By: BIOLAB, Jan 9, 2012

The last summer, student Wencan Luo participated in Google Summer of Code to implement Multi-label Classification in Orange. He provided a framework, implemented a few algorithms and some prototype widgets. His work has been “hidden” in our repositories for too long; finally, we have merged part of his code into Orange (widgets are not there yet …) and added a more general support for multi-target prediction.

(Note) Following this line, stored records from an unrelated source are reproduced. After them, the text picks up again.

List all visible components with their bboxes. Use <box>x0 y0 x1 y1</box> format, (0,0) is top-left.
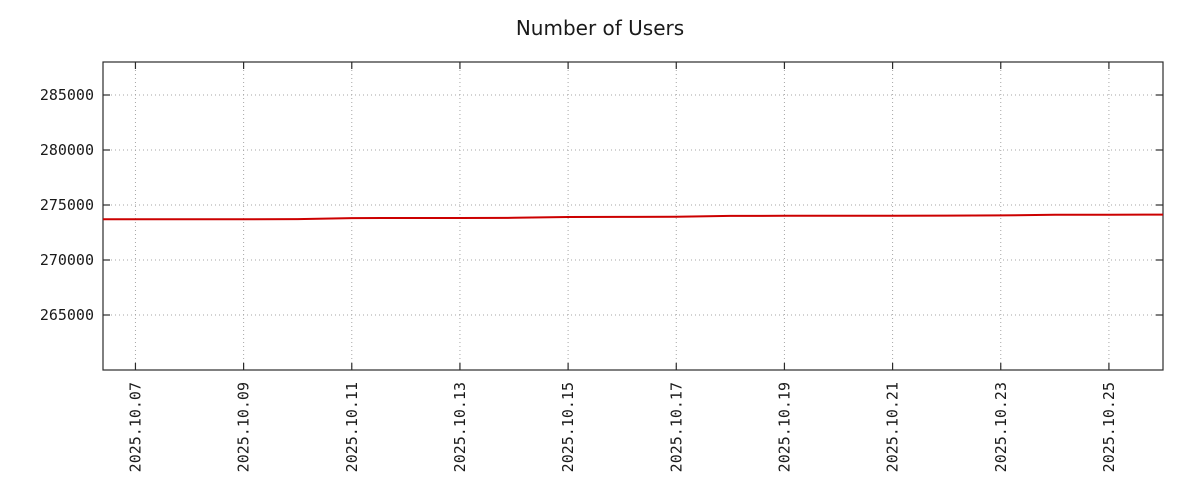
x-axis-tick-label: 2025.10.13 <box>451 382 469 472</box>
x-axis-tick-label: 2025.10.09 <box>235 382 253 472</box>
y-axis-tick-label: 275000 <box>40 196 94 214</box>
plot-border <box>102 61 1164 371</box>
y-axis-tick-label: 265000 <box>40 306 94 324</box>
x-axis-tick-label: 2025.10.07 <box>126 382 144 472</box>
x-axis-tick-label: 2025.10.17 <box>667 382 685 472</box>
y-axis-tick-label: 280000 <box>40 141 94 159</box>
x-axis-tick-label: 2025.10.23 <box>992 382 1010 472</box>
x-axis-tick-label: 2025.10.25 <box>1100 382 1118 472</box>
y-axis-tick-label: 285000 <box>40 86 94 104</box>
series-line-number-of-users <box>103 213 1163 221</box>
chart-title: Number of Users <box>515 16 685 40</box>
x-axis-tick-label: 2025.10.15 <box>559 382 577 472</box>
y-axis-tick-label: 270000 <box>40 251 94 269</box>
x-axis-tick-label: 2025.10.11 <box>343 382 361 472</box>
x-axis-tick-label: 2025.10.21 <box>884 382 902 472</box>
x-axis-tick-label: 2025.10.19 <box>775 382 793 472</box>
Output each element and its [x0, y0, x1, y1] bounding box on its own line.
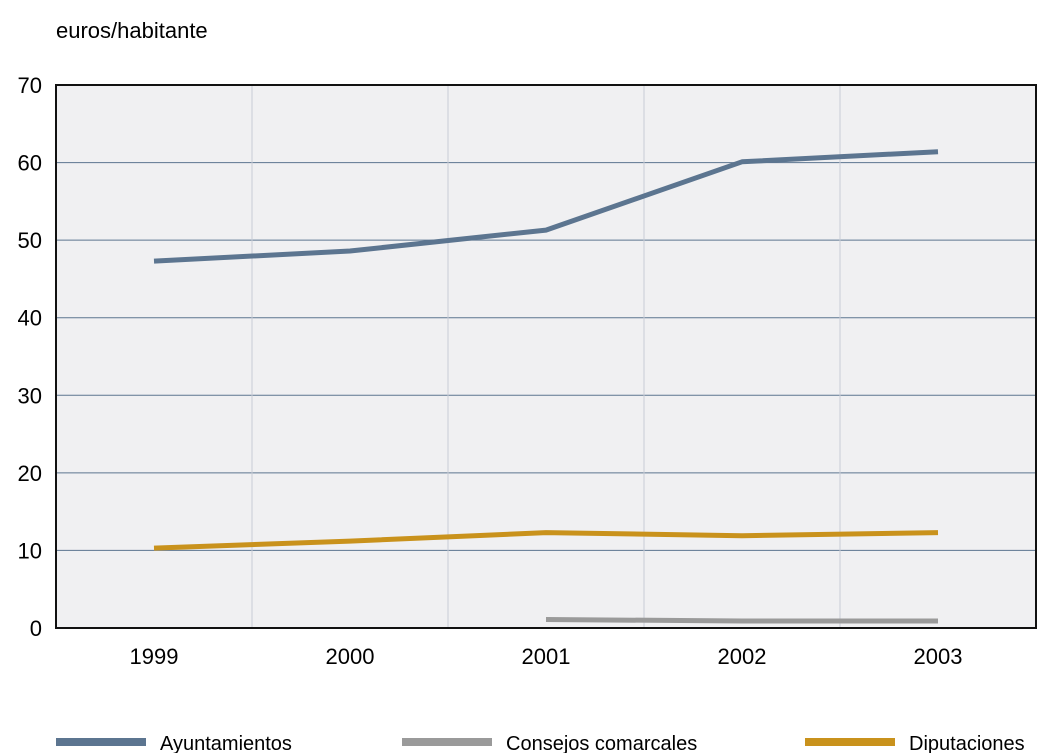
y-tick-label: 30 [18, 383, 42, 408]
x-tick-label: 2000 [326, 644, 375, 669]
series-lines [153, 149, 939, 624]
series-line-consejos-comarcales [545, 617, 938, 624]
plot-area [56, 85, 1036, 628]
legend-swatch [805, 738, 895, 746]
legend: Ayuntamientos Consejos comarcales Diputaci… [56, 733, 1025, 753]
y-axis-label: euros/habitante [56, 18, 208, 43]
y-tick-label: 40 [18, 306, 42, 331]
legend-swatch [402, 738, 492, 746]
y-tick-label: 60 [18, 151, 42, 176]
y-tick-label: 20 [18, 461, 42, 486]
x-tick-labels: 1999 2000 2001 2002 2003 [130, 644, 963, 669]
y-tick-label: 50 [18, 228, 42, 253]
x-tick-label: 2003 [914, 644, 963, 669]
plot-border [55, 84, 1037, 629]
legend-label: Diputaciones [909, 733, 1025, 753]
series-line-diputaciones [153, 530, 939, 551]
y-tick-labels: 0 10 20 30 40 50 60 70 [18, 73, 42, 641]
x-tick-label: 2002 [718, 644, 767, 669]
y-tick-label: 0 [30, 616, 42, 641]
x-tick-label: 1999 [130, 644, 179, 669]
legend-swatch [56, 738, 146, 746]
gridlines [56, 85, 1036, 628]
series-line-ayuntamientos [153, 149, 939, 264]
x-tick-label: 2001 [522, 644, 571, 669]
legend-label: Ayuntamientos [160, 733, 292, 753]
y-tick-label: 10 [18, 538, 42, 563]
legend-label: Consejos comarcales [506, 733, 697, 753]
y-tick-label: 70 [18, 73, 42, 98]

You can load multi-label tab-delimited data (e.g. emotions.tab) just like any other tab-delimited data:

>>> zoo = Orange.data.Table('zoo')            # single-target
>>> emotions = Orange.data.Table('emotions')  # multi-label

The difference is that now zoo’s domain has a non-empty class_var field, while a list of emotions’ labels can be obtained through it’s domain’s class_vars:

>>> zoo.domain.class_var
EnumVariable 'type'
>>> emotions.domain.class_vars
<EnumVariable 'amazed-suprised',
 EnumVariable 'happy-pleased',
 EnumVariable 'relaxing-calm',
 EnumVariable 'quiet-still',
 EnumVariable 'sad-lonely',
 EnumVariable 'angry-aggresive'>

A simple example of a multi-label classification learner is a “binary relevance” learner. Let’s try it out.

>>> learner = Orange.multilabel.BinaryRelevanceLearner()
>>> classifier = learner(emotions)
>>> classifier(emotions[0])
[<orange.Value 'amazed-suprised'='0'>,
 <orange.Value 'happy-pleased'='0'>,
 <orange.Value 'relaxing-calm'='1'>,
 <orange.Value 'quiet-still'='1'>,
 <orange.Value 'sad-lonely'='1'>,
 <orange.Value 'angry-aggresive'='0'>]
>>> classifier(emotions[0], Orange.classification.Classifier.GetProbabilities)
[<1.000, 0.000>, <0.881, 0.119>, <0.000, 1.000>,
 <0.046, 0.954>, <0.000, 1.000>, <1.000, 0.000>]

Real values of label variables of emotions[0] instance can be obtained by calling emotions[0].get_classes(), which is analogous to the get_class method in the single-target case.

For multi-label classification, we can also perform testing like usual, however, specialised evaluation measures have to be used:

>>> test = Orange.evaluation.testing.cross_validation([learner], emotions)
>>> Orange.evaluation.scoring.mlc_hamming_loss(test)
[0.2228780213603148]

In one of the following blog posts, a multi-target regression method PLS that is in the process of implementation will be described.